The Nordic region, specifically Sweden and Norway, also rank high in the European footprint in terms of market adoption of PPA instruments. Historically, the market has been driven by extensive expertise in hydro assets, a large share of energy intensive purchasers, and strong government support.
We are seeing positive signs from the Italian market after an extended standstill, with new transactions clearing this quarter and, more importantly, projects being expedited through the administrative process. At the legislative level, there are wins towards increased permitting for agrivoltaics in Italy - historically, a hurdle for renewable build - as it entails the simultaneous use of land areas for both solar photovoltaic power generation and agriculture. This will be a market to continue to watch.
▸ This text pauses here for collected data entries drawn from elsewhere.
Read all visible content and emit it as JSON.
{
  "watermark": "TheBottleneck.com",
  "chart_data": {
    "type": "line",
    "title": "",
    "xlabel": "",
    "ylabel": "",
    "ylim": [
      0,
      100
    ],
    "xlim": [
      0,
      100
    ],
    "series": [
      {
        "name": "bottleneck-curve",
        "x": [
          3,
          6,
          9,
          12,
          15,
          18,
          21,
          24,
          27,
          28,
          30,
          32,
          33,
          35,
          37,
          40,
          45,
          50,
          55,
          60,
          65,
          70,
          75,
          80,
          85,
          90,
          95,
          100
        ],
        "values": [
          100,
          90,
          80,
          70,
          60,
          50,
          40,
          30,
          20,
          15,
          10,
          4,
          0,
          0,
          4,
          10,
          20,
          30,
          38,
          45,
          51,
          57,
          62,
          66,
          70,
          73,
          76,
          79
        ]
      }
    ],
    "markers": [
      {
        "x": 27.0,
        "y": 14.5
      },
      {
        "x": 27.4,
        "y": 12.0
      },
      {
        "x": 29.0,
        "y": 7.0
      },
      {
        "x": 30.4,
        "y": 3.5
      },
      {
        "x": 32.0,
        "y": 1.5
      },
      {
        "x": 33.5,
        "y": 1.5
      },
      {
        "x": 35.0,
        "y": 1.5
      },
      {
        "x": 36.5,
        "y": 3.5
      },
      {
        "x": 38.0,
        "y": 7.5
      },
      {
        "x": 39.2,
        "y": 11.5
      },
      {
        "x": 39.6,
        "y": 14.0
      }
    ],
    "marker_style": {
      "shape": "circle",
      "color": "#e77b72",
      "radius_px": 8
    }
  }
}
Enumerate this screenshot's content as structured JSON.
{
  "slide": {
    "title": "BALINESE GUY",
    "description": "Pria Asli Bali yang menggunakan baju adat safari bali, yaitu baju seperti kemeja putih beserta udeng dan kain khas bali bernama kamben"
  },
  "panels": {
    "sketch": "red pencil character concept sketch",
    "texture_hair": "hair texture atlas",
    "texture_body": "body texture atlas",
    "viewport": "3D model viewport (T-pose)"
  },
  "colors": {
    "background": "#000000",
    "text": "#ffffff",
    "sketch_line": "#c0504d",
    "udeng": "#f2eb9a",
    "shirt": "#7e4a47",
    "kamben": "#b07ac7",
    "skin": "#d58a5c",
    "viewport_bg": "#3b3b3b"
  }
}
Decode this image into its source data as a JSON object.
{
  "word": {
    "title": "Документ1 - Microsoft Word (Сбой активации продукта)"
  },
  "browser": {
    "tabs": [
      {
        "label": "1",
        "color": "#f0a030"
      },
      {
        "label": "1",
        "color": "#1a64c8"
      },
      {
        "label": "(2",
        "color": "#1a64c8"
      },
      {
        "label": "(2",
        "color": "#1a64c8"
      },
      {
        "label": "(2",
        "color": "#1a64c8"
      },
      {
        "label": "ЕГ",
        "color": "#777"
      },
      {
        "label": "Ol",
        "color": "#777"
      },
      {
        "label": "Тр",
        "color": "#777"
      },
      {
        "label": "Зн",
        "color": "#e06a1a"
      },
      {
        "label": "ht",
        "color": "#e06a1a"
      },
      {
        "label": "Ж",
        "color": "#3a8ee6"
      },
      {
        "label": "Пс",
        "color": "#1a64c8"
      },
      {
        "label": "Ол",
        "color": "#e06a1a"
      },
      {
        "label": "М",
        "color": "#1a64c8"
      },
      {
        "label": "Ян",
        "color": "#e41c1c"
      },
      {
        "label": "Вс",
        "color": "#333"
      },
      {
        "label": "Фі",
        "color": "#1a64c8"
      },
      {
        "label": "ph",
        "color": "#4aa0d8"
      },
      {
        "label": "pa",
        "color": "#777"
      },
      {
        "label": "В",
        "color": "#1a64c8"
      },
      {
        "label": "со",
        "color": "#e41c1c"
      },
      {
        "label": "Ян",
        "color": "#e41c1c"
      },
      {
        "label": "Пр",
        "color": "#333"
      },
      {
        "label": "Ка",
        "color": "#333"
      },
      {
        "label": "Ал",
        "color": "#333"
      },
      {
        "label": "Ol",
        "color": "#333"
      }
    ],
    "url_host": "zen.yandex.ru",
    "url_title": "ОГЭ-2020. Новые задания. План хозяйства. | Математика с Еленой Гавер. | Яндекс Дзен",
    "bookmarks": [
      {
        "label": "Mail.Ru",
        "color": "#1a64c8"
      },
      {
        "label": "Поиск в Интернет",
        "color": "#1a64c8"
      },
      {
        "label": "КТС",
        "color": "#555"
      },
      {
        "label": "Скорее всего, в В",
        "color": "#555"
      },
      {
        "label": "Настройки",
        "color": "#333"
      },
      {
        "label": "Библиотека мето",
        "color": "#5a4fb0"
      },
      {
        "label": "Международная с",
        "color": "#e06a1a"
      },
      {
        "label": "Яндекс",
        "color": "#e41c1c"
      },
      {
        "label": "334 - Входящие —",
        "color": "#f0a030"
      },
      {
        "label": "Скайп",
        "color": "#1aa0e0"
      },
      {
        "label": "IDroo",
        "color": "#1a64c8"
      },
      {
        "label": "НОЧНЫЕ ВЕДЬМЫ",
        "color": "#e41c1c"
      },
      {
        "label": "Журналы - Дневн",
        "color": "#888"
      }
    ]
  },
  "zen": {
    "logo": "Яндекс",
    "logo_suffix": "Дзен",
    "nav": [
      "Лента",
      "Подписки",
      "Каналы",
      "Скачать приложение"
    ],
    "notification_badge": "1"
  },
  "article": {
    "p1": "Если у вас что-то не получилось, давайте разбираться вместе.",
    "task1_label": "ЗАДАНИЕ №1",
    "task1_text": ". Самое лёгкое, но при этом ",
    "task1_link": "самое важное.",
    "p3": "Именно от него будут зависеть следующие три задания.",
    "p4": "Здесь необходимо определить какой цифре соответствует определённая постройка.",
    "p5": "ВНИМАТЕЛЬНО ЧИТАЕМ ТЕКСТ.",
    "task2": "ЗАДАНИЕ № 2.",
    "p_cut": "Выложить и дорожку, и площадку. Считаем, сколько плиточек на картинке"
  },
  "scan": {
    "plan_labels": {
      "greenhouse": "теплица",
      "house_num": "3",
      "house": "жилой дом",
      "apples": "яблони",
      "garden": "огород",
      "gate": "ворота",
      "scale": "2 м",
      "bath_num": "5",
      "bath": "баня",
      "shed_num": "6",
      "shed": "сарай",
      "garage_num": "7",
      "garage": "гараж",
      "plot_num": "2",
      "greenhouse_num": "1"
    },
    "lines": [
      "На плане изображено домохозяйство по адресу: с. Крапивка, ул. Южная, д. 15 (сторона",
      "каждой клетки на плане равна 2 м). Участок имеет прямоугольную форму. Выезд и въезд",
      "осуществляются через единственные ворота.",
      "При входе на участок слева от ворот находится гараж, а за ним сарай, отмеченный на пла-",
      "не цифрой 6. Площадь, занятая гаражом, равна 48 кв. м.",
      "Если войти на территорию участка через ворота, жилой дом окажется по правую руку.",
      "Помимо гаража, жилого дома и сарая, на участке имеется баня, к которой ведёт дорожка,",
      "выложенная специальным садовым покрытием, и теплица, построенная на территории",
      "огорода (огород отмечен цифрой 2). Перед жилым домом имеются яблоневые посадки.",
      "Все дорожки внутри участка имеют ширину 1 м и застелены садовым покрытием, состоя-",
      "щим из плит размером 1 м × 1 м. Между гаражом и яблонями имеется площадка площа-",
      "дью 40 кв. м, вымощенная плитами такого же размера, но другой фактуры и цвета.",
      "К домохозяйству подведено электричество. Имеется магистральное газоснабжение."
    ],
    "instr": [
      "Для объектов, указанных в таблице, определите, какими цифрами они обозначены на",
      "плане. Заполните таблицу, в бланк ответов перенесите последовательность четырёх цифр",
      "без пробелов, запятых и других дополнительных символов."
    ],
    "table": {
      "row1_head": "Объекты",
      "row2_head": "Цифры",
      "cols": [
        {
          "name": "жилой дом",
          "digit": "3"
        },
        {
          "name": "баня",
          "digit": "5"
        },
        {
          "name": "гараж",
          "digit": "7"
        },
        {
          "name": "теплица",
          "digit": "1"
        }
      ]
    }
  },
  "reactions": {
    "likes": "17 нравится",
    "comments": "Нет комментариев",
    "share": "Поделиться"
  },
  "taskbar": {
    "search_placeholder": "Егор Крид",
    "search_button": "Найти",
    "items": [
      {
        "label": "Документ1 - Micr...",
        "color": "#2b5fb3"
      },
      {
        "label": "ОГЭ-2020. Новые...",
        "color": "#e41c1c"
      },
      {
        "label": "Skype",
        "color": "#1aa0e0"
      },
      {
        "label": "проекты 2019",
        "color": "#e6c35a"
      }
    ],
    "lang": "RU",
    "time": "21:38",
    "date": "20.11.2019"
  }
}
France’s renewable energy pipeline continues to grow, offering higher project availability. Governmental subsidies are still strong and attractive to renewable energy developers in France.
Similarly, Poland presents potential, especially given some movement around removing the 10H rule that has historically held back renewable installations. The 10H rule states that the distance between a wind turbine and a built-up area must be at least 10 times the height of the turbine, limiting the amount and size of wind installations in the area. If the proposed draft is enacted into law, we anticipate increased interest from investors and corporations.
We are actively monitoring projects from less mature markets across Eastern and Southeastern Europe including Hungary, Romania, Croatia, Serbia, and Greece. While PPA markets are in nascent stages and renewable pipelines still at reduced levels, we are seeing promising signs across the region.